An unchecked quantity of low-quality data is all it takes to kill your organization's reputation -- a reputation that may require great effort to resuscitate.
And one big flub can do the damage, as Tom Redman, "The Data Doc" and founder of Navesink Consulting, discusses in his blog from earlier this week. In the blog, he explores the much-reported $2 trillion error by Standard & Poor's, which downgraded the US credit rating in a historical move.
"The error may not have mattered to the fact of the downgrade. But it can't help S&P's reputation," elaborated Redman in a follow-on AllAnalytics.com e-chat.
But more important than the S&P debacle itself, Redman added, is that the factors leading to the error are hardly unique.
"I want to build on this point," Redman said. "The most important questions in my blog pertain to other companies, not S&P. If they think they are not at risk, they should think again."
During the live chat, Redman cited one study that suggested 20 percent of all data records contain at least one error, enough to possibly cause considerable problems further on. Sadly, this fact is not news to most companies and organizations in that many simply accept or ignore the uncertainty and considerable risks this situation poses, he said.
"I find it a bit of a paradox here. Almost anyone I talk to readily agrees their data is bad, costs them big-time, and subjects them to risk. But somehow individual awareness does not translate into group action."
So, how can companies assess the threat posed by potentially bad data quality and begin to amass a better quality of data upon which they can base smarter decisions?
The answer involves a series of decisions by a company or organization about how best to manage its data.
"I've always just said we need to correct current data errors and prevent future errors,” said Danette McGilvray, principal of Granite Falls Consulting, and chat participant. "Of course, there is always debate about which of those two should be addressed."
However, McGilvray and Redman agreed on the first step. And that, they said, is for companies to decide why they want the data in the first place.
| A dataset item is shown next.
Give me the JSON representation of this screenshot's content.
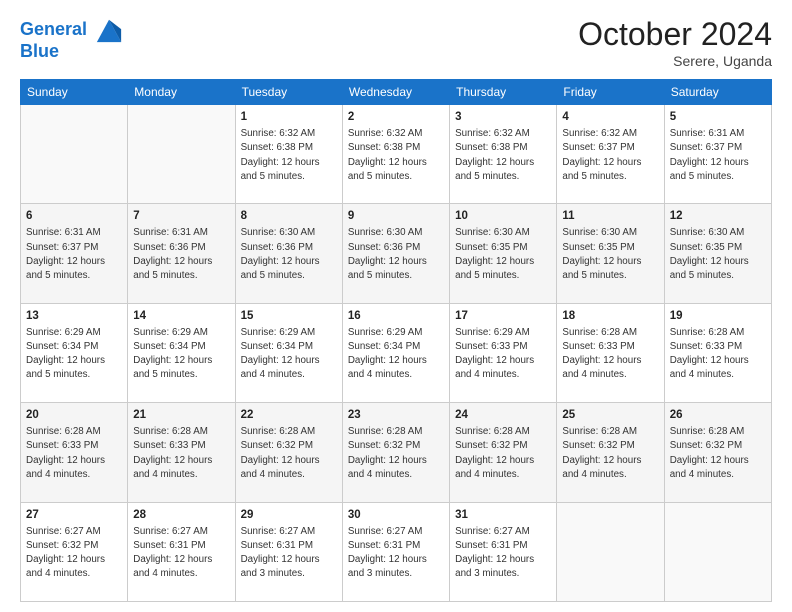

The decision will help improve the data collection process and, quite possibly, simplify matters by eliminating collection of data for which there is no specific purpose.
"Understanding where the data flows after it is entered and the impact if the quality is poor can go a long way when training people, about not just the 'how' but the 'why,' " McGilvray said.
Everybody would do well to consider this comment McGilvray relayed from one of her clients: "If I had known years ago when I was entering data that this is how it was used, I would have been a lot more careful."